White or light-yellow, waxy solid. Very slightly soluble in water; soluble in
alcohol, ether, benzene, chloroform.
Mechanism of Action
Tetracaine acts by blocking the nerve systems. It does this by blocking the sodium ion channels needed for the conduction and initiation of neural impulses, thereby affecting the local anesthesia. Tetracaine acts by altering the function of calcium release channels that controls the release of calcium frim intracellular cells.
Tetracaine is a local anesthetic or numbing medicine that is used to numb the throat, eyes, or nose. Normally, the drug is administered before starting a surgery to decrease pain from the procedure. Tetracaine is applied to the eyes 30 minutes before the start of an intravenous and its effects can last up to 15 minutes.

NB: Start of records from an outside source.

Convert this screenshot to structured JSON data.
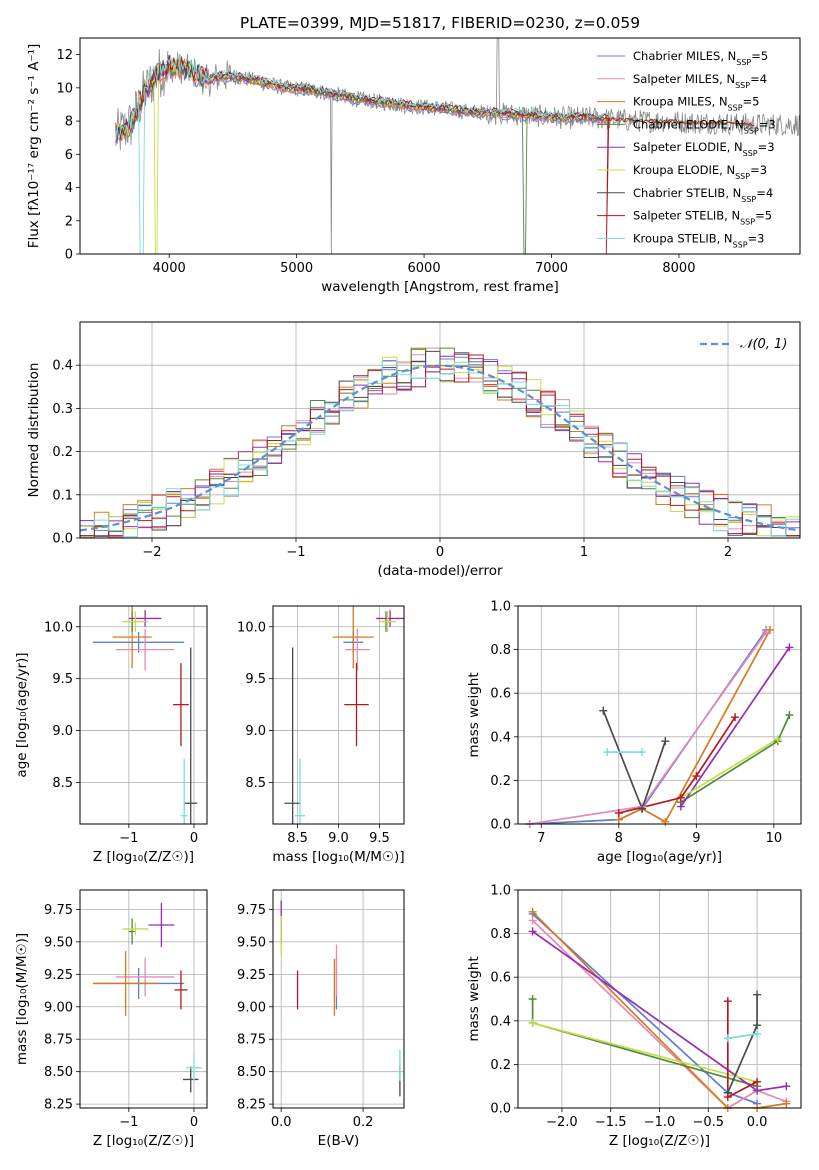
{
  "figure_title": "PLATE=0399, MJD=51817, FIBERID=0230, z=0.059",
  "models": [
    {
      "name": "Chabrier MILES",
      "nssp": "5",
      "color": "#5b7fd4"
    },
    {
      "name": "Salpeter MILES",
      "nssp": "4",
      "color": "#e58ab8"
    },
    {
      "name": "Kroupa MILES",
      "nssp": "5",
      "color": "#d87a1e"
    },
    {
      "name": "Chabrier ELODIE",
      "nssp": "3",
      "color": "#4f8a3a"
    },
    {
      "name": "Salpeter ELODIE",
      "nssp": "3",
      "color": "#9a2bb0"
    },
    {
      "name": "Kroupa ELODIE",
      "nssp": "3",
      "color": "#c6dd4a"
    },
    {
      "name": "Chabrier STELIB",
      "nssp": "4",
      "color": "#4a4a4a"
    },
    {
      "name": "Salpeter STELIB",
      "nssp": "5",
      "color": "#b4181e"
    },
    {
      "name": "Kroupa STELIB",
      "nssp": "3",
      "color": "#7adcdc"
    }
  ],
  "chart_data": [
    {
      "type": "line",
      "panel": "spectrum",
      "xlabel": "wavelength [Angstrom, rest frame]",
      "ylabel": "Flux [fλ10⁻¹⁷ erg cm⁻² s⁻¹ A⁻¹]",
      "xlim": [
        3300,
        8950
      ],
      "ylim": [
        0,
        13
      ],
      "xticks": [
        "4000",
        "5000",
        "6000",
        "7000",
        "8000"
      ],
      "yticks": [
        "0",
        "2",
        "4",
        "6",
        "8",
        "10",
        "12"
      ],
      "data_color": "#888888",
      "x": [
        3600,
        3700,
        3800,
        3900,
        4000,
        4100,
        4200,
        4300,
        4400,
        4500,
        4700,
        4900,
        5100,
        5300,
        5500,
        5700,
        5900,
        6100,
        6300,
        6500,
        6700,
        6900,
        7100,
        7300,
        7500,
        7700,
        7900,
        8100,
        8300,
        8500
      ],
      "model_y": [
        7.2,
        7.8,
        9.6,
        10.8,
        11.3,
        11.2,
        10.9,
        10.4,
        10.7,
        10.7,
        10.4,
        10.0,
        9.9,
        9.6,
        9.3,
        9.1,
        8.9,
        8.8,
        8.6,
        8.5,
        8.4,
        8.3,
        8.2,
        8.2,
        8.1,
        8.0,
        8.0,
        7.9,
        7.9,
        7.8
      ],
      "grid": false,
      "legend": "top-right"
    },
    {
      "type": "step",
      "panel": "residuals",
      "xlabel": "(data-model)/error",
      "ylabel": "Normed distribution",
      "xlim": [
        -2.5,
        2.5
      ],
      "ylim": [
        0,
        0.5
      ],
      "xticks": [
        "−2",
        "−1",
        "0",
        "1",
        "2"
      ],
      "yticks": [
        "0.0",
        "0.1",
        "0.2",
        "0.3",
        "0.4"
      ],
      "normal_label": "𝒩(0, 1)",
      "normal_color": "#5b8fd6",
      "grid": true,
      "legend": "top-right"
    },
    {
      "type": "errorbar",
      "panel": "age-vs-Z",
      "xlabel": "Z [log₁₀(Z/Z☉)]",
      "ylabel": "age  [log₁₀(age/yr)]",
      "xlim": [
        -1.75,
        0.2
      ],
      "ylim": [
        8.1,
        10.2
      ],
      "xticks": [
        "−1",
        "0"
      ],
      "yticks": [
        "8.5",
        "9.0",
        "9.5",
        "10.0"
      ],
      "points": [
        {
          "model": 0,
          "x": -0.85,
          "xerr": 0.7,
          "y": 9.85,
          "yerr": 0.1
        },
        {
          "model": 1,
          "x": -0.75,
          "xerr": 0.45,
          "y": 9.78,
          "yerr": 0.2
        },
        {
          "model": 2,
          "x": -0.95,
          "xerr": 0.3,
          "y": 9.9,
          "yerr": 0.3
        },
        {
          "model": 3,
          "x": -0.95,
          "xerr": 0.05,
          "y": 10.05,
          "yerr": 0.1
        },
        {
          "model": 4,
          "x": -0.75,
          "xerr": 0.25,
          "y": 10.08,
          "yerr": 0.08
        },
        {
          "model": 5,
          "x": -0.9,
          "xerr": 0.2,
          "y": 10.05,
          "yerr": 0.1
        },
        {
          "model": 6,
          "x": -0.05,
          "xerr": 0.1,
          "y": 8.3,
          "yerr": 1.5
        },
        {
          "model": 7,
          "x": -0.2,
          "xerr": 0.12,
          "y": 9.25,
          "yerr": 0.4
        },
        {
          "model": 8,
          "x": -0.15,
          "xerr": 0.05,
          "y": 8.18,
          "yerr": 0.55
        }
      ]
    },
    {
      "type": "errorbar",
      "panel": "age-vs-mass",
      "xlabel": "mass [log₁₀(M/M☉)]",
      "ylabel": "",
      "xlim": [
        8.2,
        9.8
      ],
      "ylim": [
        8.1,
        10.2
      ],
      "xticks": [
        "8.5",
        "9.0",
        "9.5"
      ],
      "yticks": [
        "8.5",
        "9.0",
        "9.5",
        "10.0"
      ],
      "points": [
        {
          "model": 0,
          "x": 9.18,
          "xerr": 0.12,
          "y": 9.85,
          "yerr": 0.1
        },
        {
          "model": 1,
          "x": 9.23,
          "xerr": 0.15,
          "y": 9.78,
          "yerr": 0.2
        },
        {
          "model": 2,
          "x": 9.18,
          "xerr": 0.25,
          "y": 9.9,
          "yerr": 0.3
        },
        {
          "model": 3,
          "x": 9.58,
          "xerr": 0.05,
          "y": 10.05,
          "yerr": 0.1
        },
        {
          "model": 4,
          "x": 9.63,
          "xerr": 0.17,
          "y": 10.08,
          "yerr": 0.08
        },
        {
          "model": 5,
          "x": 9.6,
          "xerr": 0.1,
          "y": 10.05,
          "yerr": 0.1
        },
        {
          "model": 6,
          "x": 8.44,
          "xerr": 0.1,
          "y": 8.3,
          "yerr": 1.5
        },
        {
          "model": 7,
          "x": 9.22,
          "xerr": 0.15,
          "y": 9.25,
          "yerr": 0.4
        },
        {
          "model": 8,
          "x": 8.53,
          "xerr": 0.06,
          "y": 8.18,
          "yerr": 0.55
        }
      ]
    },
    {
      "type": "line",
      "panel": "weight-vs-age",
      "xlabel": "age  [log₁₀(age/yr)]",
      "ylabel": "mass weight",
      "xlim": [
        6.7,
        10.35
      ],
      "ylim": [
        0,
        1
      ],
      "xticks": [
        "7",
        "8",
        "9",
        "10"
      ],
      "yticks": [
        "0.0",
        "0.2",
        "0.4",
        "0.6",
        "0.8",
        "1.0"
      ],
      "grid": true,
      "series": [
        {
          "model": 0,
          "x": [
            6.85,
            8.0,
            8.3,
            9.9
          ],
          "y": [
            0.0,
            0.02,
            0.07,
            0.89
          ]
        },
        {
          "model": 1,
          "x": [
            6.85,
            8.3,
            9.9
          ],
          "y": [
            0.0,
            0.08,
            0.88
          ]
        },
        {
          "model": 2,
          "x": [
            8.0,
            8.3,
            8.6,
            9.95
          ],
          "y": [
            0.02,
            0.07,
            0.01,
            0.89
          ]
        },
        {
          "model": 3,
          "x": [
            8.8,
            10.05,
            10.2
          ],
          "y": [
            0.1,
            0.38,
            0.5
          ]
        },
        {
          "model": 4,
          "x": [
            8.8,
            10.2
          ],
          "y": [
            0.08,
            0.81
          ]
        },
        {
          "model": 5,
          "x": [
            8.8,
            10.05
          ],
          "y": [
            0.12,
            0.39
          ]
        },
        {
          "model": 6,
          "x": [
            7.8,
            8.3,
            8.6
          ],
          "y": [
            0.52,
            0.07,
            0.38
          ]
        },
        {
          "model": 7,
          "x": [
            8.0,
            8.8,
            9.0,
            9.5
          ],
          "y": [
            0.05,
            0.12,
            0.22,
            0.49
          ]
        },
        {
          "model": 8,
          "x": [
            7.85,
            8.3
          ],
          "y": [
            0.33,
            0.33
          ]
        }
      ]
    },
    {
      "type": "errorbar",
      "panel": "mass-vs-Z",
      "xlabel": "Z [log₁₀(Z/Z☉)]",
      "ylabel": "mass [log₁₀(M/M☉)]",
      "xlim": [
        -1.75,
        0.2
      ],
      "ylim": [
        8.22,
        9.9
      ],
      "xticks": [
        "−1",
        "0"
      ],
      "yticks": [
        "8.25",
        "8.50",
        "8.75",
        "9.00",
        "9.25",
        "9.50",
        "9.75"
      ],
      "points": [
        {
          "model": 0,
          "x": -0.85,
          "xerr": 0.7,
          "y": 9.18,
          "yerr": 0.12
        },
        {
          "model": 1,
          "x": -0.75,
          "xerr": 0.45,
          "y": 9.23,
          "yerr": 0.15
        },
        {
          "model": 2,
          "x": -1.05,
          "xerr": 0.5,
          "y": 9.18,
          "yerr": 0.25
        },
        {
          "model": 3,
          "x": -0.95,
          "xerr": 0.05,
          "y": 9.58,
          "yerr": 0.1
        },
        {
          "model": 4,
          "x": -0.5,
          "xerr": 0.2,
          "y": 9.63,
          "yerr": 0.17
        },
        {
          "model": 5,
          "x": -0.9,
          "xerr": 0.2,
          "y": 9.6,
          "yerr": 0.05
        },
        {
          "model": 6,
          "x": -0.05,
          "xerr": 0.12,
          "y": 8.44,
          "yerr": 0.1
        },
        {
          "model": 7,
          "x": -0.2,
          "xerr": 0.1,
          "y": 9.13,
          "yerr": 0.15
        },
        {
          "model": 8,
          "x": 0.0,
          "xerr": 0.12,
          "y": 8.53,
          "yerr": 0.1
        }
      ]
    },
    {
      "type": "errorbar",
      "panel": "mass-vs-EBV",
      "xlabel": "E(B-V)",
      "ylabel": "",
      "xlim": [
        -0.02,
        0.3
      ],
      "ylim": [
        8.22,
        9.9
      ],
      "xticks": [
        "0.0",
        "0.2"
      ],
      "yticks": [
        "8.25",
        "8.50",
        "8.75",
        "9.00",
        "9.25",
        "9.50",
        "9.75"
      ],
      "points": [
        {
          "model": 0,
          "x": 0.135,
          "xerr": 0,
          "y": 9.18,
          "yerr": 0.2
        },
        {
          "model": 1,
          "x": 0.135,
          "xerr": 0,
          "y": 9.28,
          "yerr": 0.2
        },
        {
          "model": 2,
          "x": 0.13,
          "xerr": 0,
          "y": 9.15,
          "yerr": 0.22
        },
        {
          "model": 3,
          "x": 0.0,
          "xerr": 0,
          "y": 9.58,
          "yerr": 0.1
        },
        {
          "model": 4,
          "x": 0.0,
          "xerr": 0,
          "y": 9.7,
          "yerr": 0.12
        },
        {
          "model": 5,
          "x": 0.0,
          "xerr": 0,
          "y": 9.55,
          "yerr": 0.15
        },
        {
          "model": 6,
          "x": 0.29,
          "xerr": 0,
          "y": 8.43,
          "yerr": 0.12
        },
        {
          "model": 7,
          "x": 0.04,
          "xerr": 0,
          "y": 9.13,
          "yerr": 0.15
        },
        {
          "model": 8,
          "x": 0.29,
          "xerr": 0,
          "y": 8.55,
          "yerr": 0.12
        }
      ]
    },
    {
      "type": "line",
      "panel": "weight-vs-Z",
      "xlabel": "Z [log₁₀(Z/Z☉)]",
      "ylabel": "mass weight",
      "xlim": [
        -2.45,
        0.45
      ],
      "ylim": [
        0,
        1
      ],
      "xticks": [
        "−2.0",
        "−1.5",
        "−1.0",
        "−0.5",
        "0.0"
      ],
      "yticks": [
        "0.0",
        "0.2",
        "0.4",
        "0.6",
        "0.8",
        "1.0"
      ],
      "grid": true,
      "series": [
        {
          "model": 0,
          "x": [
            -2.3,
            -0.3,
            0.0
          ],
          "y": [
            0.89,
            0.07,
            0.02
          ]
        },
        {
          "model": 1,
          "x": [
            -2.3,
            -0.3,
            0.0,
            0.3
          ],
          "y": [
            0.86,
            0.0,
            0.08,
            0.03
          ]
        },
        {
          "model": 2,
          "x": [
            -2.3,
            -0.3,
            0.0,
            0.3
          ],
          "y": [
            0.9,
            0.0,
            0.0,
            0.02
          ]
        },
        {
          "model": 3,
          "x": [
            -2.3,
            -2.3,
            0.0
          ],
          "y": [
            0.5,
            0.39,
            0.1
          ]
        },
        {
          "model": 4,
          "x": [
            -2.3,
            0.0,
            0.3
          ],
          "y": [
            0.81,
            0.08,
            0.1
          ]
        },
        {
          "model": 5,
          "x": [
            -2.3,
            0.0
          ],
          "y": [
            0.39,
            0.12
          ]
        },
        {
          "model": 6,
          "x": [
            -0.3,
            0.0,
            0.0
          ],
          "y": [
            0.07,
            0.38,
            0.52
          ]
        },
        {
          "model": 7,
          "x": [
            -0.3,
            -0.3,
            0.0
          ],
          "y": [
            0.49,
            0.05,
            0.12
          ]
        },
        {
          "model": 8,
          "x": [
            -0.3,
            0.0
          ],
          "y": [
            0.32,
            0.34
          ]
        }
      ]
    }
  ]
}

No studies have revealed whether the medicine can affect an unborn child; however, it is important to inform the doctor if pregnant while using it.
Informing the doctor is paramount if breastfeeding a baby, as no known research has illustrated whether tetracaine can pass into breast milk or harm a nursing baby.

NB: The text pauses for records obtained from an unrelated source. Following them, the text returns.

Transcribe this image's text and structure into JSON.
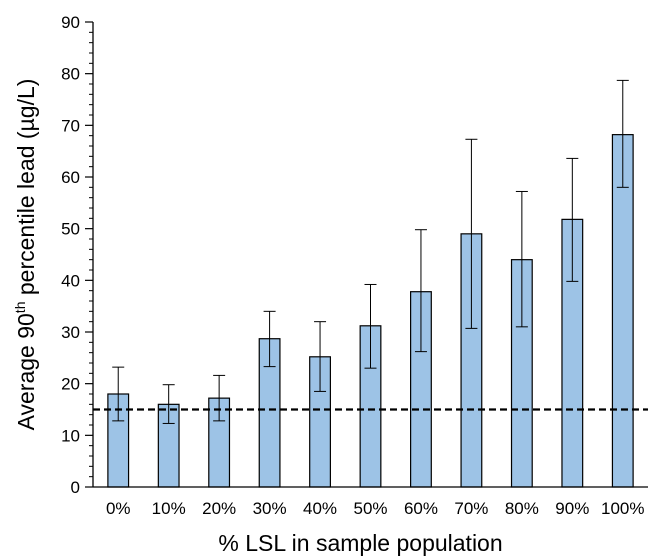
{
  "chart_data": {
    "type": "bar",
    "title": "",
    "xlabel": "% LSL in sample population",
    "ylabel": {
      "prefix": "Average 90",
      "superscript": "th",
      "suffix": " percentile lead (µg/L)"
    },
    "ylim": [
      0,
      90
    ],
    "yticks": [
      0,
      10,
      20,
      30,
      40,
      50,
      60,
      70,
      80,
      90
    ],
    "minor_tick_step": 2,
    "grid": false,
    "legend": "none",
    "categories": [
      "0%",
      "10%",
      "20%",
      "30%",
      "40%",
      "50%",
      "60%",
      "70%",
      "80%",
      "90%",
      "100%"
    ],
    "values": [
      18,
      16,
      17.2,
      28.7,
      25.2,
      31.2,
      37.8,
      49,
      44,
      51.8,
      68.2
    ],
    "error_low": [
      12.8,
      12.3,
      12.8,
      23.3,
      18.5,
      23,
      26.2,
      30.7,
      31,
      39.8,
      58
    ],
    "error_high": [
      23.2,
      19.8,
      21.6,
      34,
      32,
      39.2,
      49.8,
      67.3,
      57.2,
      63.6,
      78.7
    ],
    "reference_line": {
      "value": 15,
      "style": "dashed"
    },
    "colors": {
      "bar_fill": "#9dc3e6",
      "bar_stroke": "#000000",
      "error_bar": "#000000",
      "reference_line": "#000000"
    }
  }
}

To make tetracaine safe, it is important to inform the doctor if one has a history of spinal or brain injury, heart diseases, eye problems, a blood vessel disorder, open sores, skin injury in the area where the medicine will be applied.
Tetracaine should never be orally taken since it is typically designed for use on the skin only. If the medicine gets in the mouth, nose, vagina, or rectum, rinse with water.
Always follow all direction on the prescription label. Do not use the medicine in smaller or larger amounts or for longer than recommended.
Seek emergency medical advice in case of any of the following allergic reactions: difficult breathing, hives, swelling of the throat, tongue, lips, or face. Stop using the drug and call the physician if one has severe burning, swelling, stinging, or other irritation of the treated skin. Other alarming symptoms include eye watering, irritation, and increased sensitivity to light.
Common side effects include burning, stinging, or itching at the point of application of the medicine; numbness in places where tetracaine has been accidentally applied or skin redness or tenderness.
Studies conducted to reveal the genotoxicity of tetracaine have not indicated its mutagenesis, carcinogenicity, or impairment of fertility.
ChEBI: A benzoate ester in which 4-N-butylbenzoic acid and 2-(dimethylamino)ethanol have combined to form the ester bond; a local ester anaesthetic (ester caine) used for surface and spinal anaesthesia.